In a drunken rage, "Buckskin" Frank Leslie murders his lover, the Tombstone prostitute Blonde Mollie Williams.

Leslie was an ill-tempered and violent man, especially when he drank. He told conflicting stories about his early life. At times, he said he was from Texas, at other times from Kentucky. He sometimes claimed he had been trained in medicine and pharmacy, and he even boasted that he had studied in Europe. Supposedly, he earned the nickname "Buckskin" while working as an Army Scout in the Plains Indian Wars. None of his assertions can be confirmed in the historical record.

The record does tell us that in 1880, Leslie opened the Cosmopolitan Hotel in the mining town of Tombstone, Arizona. Shortly thereafter, he committed his first known murder, shooting Mike Killeen in a dispute over the man's wife. The killing was officially ruled to have been in self-defense, but suspicion of foul play arose when Leslie married Killeen's widow two months later.

Two years later, after Leslie badly pistol-whipped a man outside the Oriental Saloon, many Tombstone citizens began to suspect Leslie was a dangerous man. When the famous Tombstone gunslinger John Ringo was found murdered, suspicions again focused on Leslie, though law officers were unable to prove his guilt. Billy Claiborne, a friend of Ringo's, was so certain Leslie was the murderer that he called him out. Leslie shot the inexperienced young man dead.

Even among the notorious rabble of gunslingers and killers in Tombstone, Leslie was unusually violent. The people of Tombstone finally had their chance to get rid of him in 1889. Two years earlier, Leslie had divorced his wife and taken up with a Tombstone prostitute named Blonde Mollie Williams.

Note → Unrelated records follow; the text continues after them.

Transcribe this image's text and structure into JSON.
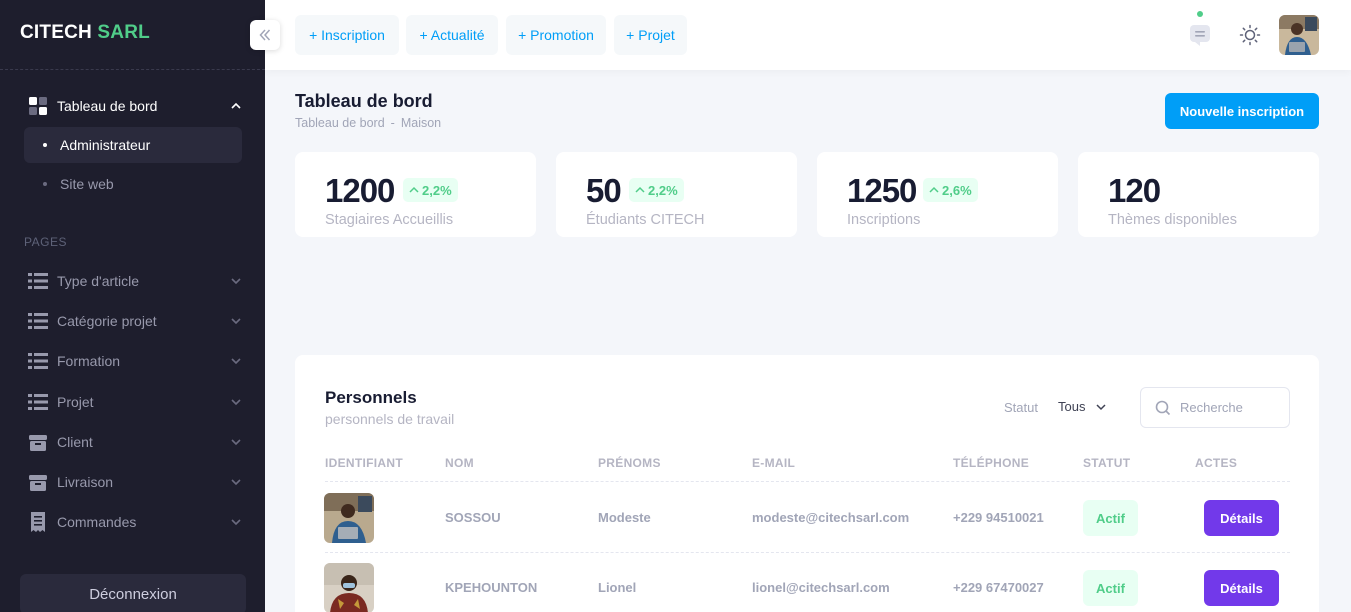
{
  "brand": {
    "name": "CITECH",
    "accent": "SARL"
  },
  "sidebar": {
    "dashboard": {
      "label": "Tableau de bord",
      "icon": "dashboard-grid-icon"
    },
    "sub_items": [
      {
        "label": "Administrateur",
        "active": true
      },
      {
        "label": "Site web",
        "active": false
      }
    ],
    "section_label": "PAGES",
    "items": [
      {
        "label": "Type d'article",
        "icon": "list-icon"
      },
      {
        "label": "Catégorie projet",
        "icon": "list-icon"
      },
      {
        "label": "Formation",
        "icon": "list-icon"
      },
      {
        "label": "Projet",
        "icon": "list-icon"
      },
      {
        "label": "Client",
        "icon": "box-icon"
      },
      {
        "label": "Livraison",
        "icon": "box-icon"
      },
      {
        "label": "Commandes",
        "icon": "receipt-icon"
      }
    ],
    "logout_label": "Déconnexion"
  },
  "header": {
    "quick_actions": [
      "+ Inscription",
      "+ Actualité",
      "+ Promotion",
      "+ Projet"
    ],
    "icons": [
      "chat-icon",
      "sun-icon",
      "user-avatar"
    ]
  },
  "toolbar": {
    "title": "Tableau de bord",
    "breadcrumb": [
      "Tableau de bord",
      "-",
      "Maison"
    ],
    "primary_button": "Nouvelle inscription"
  },
  "stats": [
    {
      "value": "1200",
      "trend": "2,2%",
      "label": "Stagiaires Accueillis"
    },
    {
      "value": "50",
      "trend": "2,2%",
      "label": "Étudiants CITECH"
    },
    {
      "value": "1250",
      "trend": "2,6%",
      "label": "Inscriptions"
    },
    {
      "value": "120",
      "trend": "",
      "label": "Thèmes disponibles"
    }
  ],
  "personnel": {
    "title": "Personnels",
    "subtitle": "personnels de travail",
    "filter_label": "Statut",
    "filter_value": "Tous",
    "search_placeholder": "Recherche",
    "columns": [
      "IDENTIFIANT",
      "NOM",
      "PRÉNOMS",
      "E-MAIL",
      "TÉLÉPHONE",
      "STATUT",
      "ACTES"
    ],
    "rows": [
      {
        "nom": "SOSSOU",
        "prenoms": "Modeste",
        "email": "modeste@citechsarl.com",
        "telephone": "+229 94510021",
        "statut": "Actif",
        "action": "Détails"
      },
      {
        "nom": "KPEHOUNTON",
        "prenoms": "Lionel",
        "email": "lionel@citechsarl.com",
        "telephone": "+229 67470027",
        "statut": "Actif",
        "action": "Détails"
      }
    ]
  },
  "colors": {
    "sidebar_bg": "#1e1e2d",
    "primary": "#009ef7",
    "success": "#50cd89",
    "purple": "#7239ea"
  }
}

The relationship eventually soured, and in a drunken fit of rage, Leslie shot the defenseless woman dead. With testimony from a ranch hand that had witnessed the killing, a Tombstone jury convicted Leslie of murder and sentenced him to 25 years.

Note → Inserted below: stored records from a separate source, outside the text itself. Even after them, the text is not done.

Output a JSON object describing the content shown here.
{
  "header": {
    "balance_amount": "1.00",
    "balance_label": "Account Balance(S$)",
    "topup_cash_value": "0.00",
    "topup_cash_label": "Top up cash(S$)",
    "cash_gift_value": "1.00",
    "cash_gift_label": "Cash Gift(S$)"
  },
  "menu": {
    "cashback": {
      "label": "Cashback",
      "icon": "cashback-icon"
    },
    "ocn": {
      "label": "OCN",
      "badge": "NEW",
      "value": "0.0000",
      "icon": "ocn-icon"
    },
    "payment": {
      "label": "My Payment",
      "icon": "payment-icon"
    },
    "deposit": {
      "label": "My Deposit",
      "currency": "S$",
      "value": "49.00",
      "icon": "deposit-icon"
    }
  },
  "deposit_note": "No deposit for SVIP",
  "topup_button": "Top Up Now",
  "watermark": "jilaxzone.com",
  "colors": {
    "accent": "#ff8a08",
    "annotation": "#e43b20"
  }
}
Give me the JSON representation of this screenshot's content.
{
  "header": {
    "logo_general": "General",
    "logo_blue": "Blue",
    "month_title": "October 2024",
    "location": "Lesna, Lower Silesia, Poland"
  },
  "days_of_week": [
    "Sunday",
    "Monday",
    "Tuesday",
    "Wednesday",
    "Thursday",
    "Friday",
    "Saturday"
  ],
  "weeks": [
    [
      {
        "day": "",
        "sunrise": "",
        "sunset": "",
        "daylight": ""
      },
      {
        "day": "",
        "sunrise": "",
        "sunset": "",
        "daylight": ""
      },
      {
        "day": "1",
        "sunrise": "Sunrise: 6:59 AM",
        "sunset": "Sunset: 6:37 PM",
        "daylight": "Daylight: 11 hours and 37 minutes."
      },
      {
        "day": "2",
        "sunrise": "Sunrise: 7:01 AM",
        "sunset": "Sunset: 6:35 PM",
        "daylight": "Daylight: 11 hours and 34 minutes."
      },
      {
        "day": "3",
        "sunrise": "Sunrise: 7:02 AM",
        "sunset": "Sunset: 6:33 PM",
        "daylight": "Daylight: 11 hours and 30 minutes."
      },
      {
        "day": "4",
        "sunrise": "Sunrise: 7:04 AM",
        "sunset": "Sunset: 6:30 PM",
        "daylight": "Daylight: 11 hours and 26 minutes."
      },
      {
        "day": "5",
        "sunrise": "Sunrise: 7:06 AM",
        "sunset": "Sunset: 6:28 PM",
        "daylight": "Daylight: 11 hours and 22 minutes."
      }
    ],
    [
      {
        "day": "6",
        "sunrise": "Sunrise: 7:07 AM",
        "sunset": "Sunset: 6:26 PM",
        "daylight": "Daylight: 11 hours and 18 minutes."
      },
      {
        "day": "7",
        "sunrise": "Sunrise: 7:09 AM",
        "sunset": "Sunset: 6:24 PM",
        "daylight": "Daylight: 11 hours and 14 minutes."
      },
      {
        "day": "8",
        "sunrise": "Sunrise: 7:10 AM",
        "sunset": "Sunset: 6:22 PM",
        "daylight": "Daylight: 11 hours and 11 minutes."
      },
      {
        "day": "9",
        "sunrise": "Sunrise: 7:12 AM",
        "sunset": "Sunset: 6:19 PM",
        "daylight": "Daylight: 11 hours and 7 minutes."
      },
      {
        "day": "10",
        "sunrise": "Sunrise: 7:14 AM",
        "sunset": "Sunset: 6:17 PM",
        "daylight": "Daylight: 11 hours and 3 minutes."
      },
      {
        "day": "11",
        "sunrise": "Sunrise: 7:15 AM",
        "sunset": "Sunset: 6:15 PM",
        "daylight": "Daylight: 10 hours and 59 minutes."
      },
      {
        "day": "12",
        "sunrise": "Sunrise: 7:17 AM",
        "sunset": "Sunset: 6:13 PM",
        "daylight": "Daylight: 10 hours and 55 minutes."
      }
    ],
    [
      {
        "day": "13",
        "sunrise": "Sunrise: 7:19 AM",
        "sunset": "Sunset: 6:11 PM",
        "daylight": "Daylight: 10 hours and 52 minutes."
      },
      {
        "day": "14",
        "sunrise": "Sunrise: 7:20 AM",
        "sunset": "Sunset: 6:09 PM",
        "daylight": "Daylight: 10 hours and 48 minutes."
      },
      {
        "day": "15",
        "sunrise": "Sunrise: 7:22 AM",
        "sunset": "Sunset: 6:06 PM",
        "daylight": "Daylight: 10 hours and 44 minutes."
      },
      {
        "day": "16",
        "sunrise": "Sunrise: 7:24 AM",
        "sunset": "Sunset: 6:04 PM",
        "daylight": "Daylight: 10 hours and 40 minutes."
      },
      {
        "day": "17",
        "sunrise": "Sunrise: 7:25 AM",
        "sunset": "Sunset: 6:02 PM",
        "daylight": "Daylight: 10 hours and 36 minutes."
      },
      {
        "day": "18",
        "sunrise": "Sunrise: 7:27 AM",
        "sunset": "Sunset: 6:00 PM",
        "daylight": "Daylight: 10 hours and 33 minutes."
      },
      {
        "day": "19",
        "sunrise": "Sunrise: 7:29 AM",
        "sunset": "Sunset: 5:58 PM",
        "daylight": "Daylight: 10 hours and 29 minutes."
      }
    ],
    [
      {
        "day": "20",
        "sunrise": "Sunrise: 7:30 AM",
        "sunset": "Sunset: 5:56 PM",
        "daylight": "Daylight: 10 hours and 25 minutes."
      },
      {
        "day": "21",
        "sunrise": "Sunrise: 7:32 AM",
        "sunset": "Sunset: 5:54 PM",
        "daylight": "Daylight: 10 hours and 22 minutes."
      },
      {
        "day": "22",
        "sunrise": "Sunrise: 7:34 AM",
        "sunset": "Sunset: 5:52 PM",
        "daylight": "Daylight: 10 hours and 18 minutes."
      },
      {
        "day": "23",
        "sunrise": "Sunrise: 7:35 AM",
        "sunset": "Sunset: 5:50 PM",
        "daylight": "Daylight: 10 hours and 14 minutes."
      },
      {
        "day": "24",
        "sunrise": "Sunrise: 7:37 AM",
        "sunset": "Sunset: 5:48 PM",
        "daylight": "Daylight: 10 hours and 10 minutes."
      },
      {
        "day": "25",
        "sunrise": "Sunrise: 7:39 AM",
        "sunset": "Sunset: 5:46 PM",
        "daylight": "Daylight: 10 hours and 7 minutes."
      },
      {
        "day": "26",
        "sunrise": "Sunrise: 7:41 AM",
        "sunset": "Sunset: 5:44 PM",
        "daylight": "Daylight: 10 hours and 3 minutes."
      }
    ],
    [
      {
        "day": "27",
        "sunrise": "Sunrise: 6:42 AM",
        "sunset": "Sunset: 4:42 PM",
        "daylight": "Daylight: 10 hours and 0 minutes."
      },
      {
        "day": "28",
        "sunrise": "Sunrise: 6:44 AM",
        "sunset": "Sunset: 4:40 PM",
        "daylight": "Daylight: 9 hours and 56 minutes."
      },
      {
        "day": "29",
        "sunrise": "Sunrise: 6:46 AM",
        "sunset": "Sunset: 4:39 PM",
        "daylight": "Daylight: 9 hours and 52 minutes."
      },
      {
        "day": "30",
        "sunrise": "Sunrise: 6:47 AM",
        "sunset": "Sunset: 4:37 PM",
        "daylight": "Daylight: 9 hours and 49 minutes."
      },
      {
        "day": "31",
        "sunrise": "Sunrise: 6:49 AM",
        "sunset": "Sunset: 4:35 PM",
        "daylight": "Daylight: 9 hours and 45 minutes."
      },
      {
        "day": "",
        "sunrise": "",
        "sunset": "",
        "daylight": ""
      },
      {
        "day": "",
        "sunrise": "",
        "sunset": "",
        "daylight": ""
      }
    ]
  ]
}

Seven years later, Leslie won parole with the aid of a young divorcee named Belle Stowell. He soon married Stowell and seems to have made an effort to live a more peaceful life. He even reportedly made a small fortune in the Klondike Gold Rush. He moved to San Francisco in 1904. His fortunes thereafter quickly declined, and he disappeared from the historical record. He may have eventually committed suicide, but the true manner and date of his death remain unconfirmed.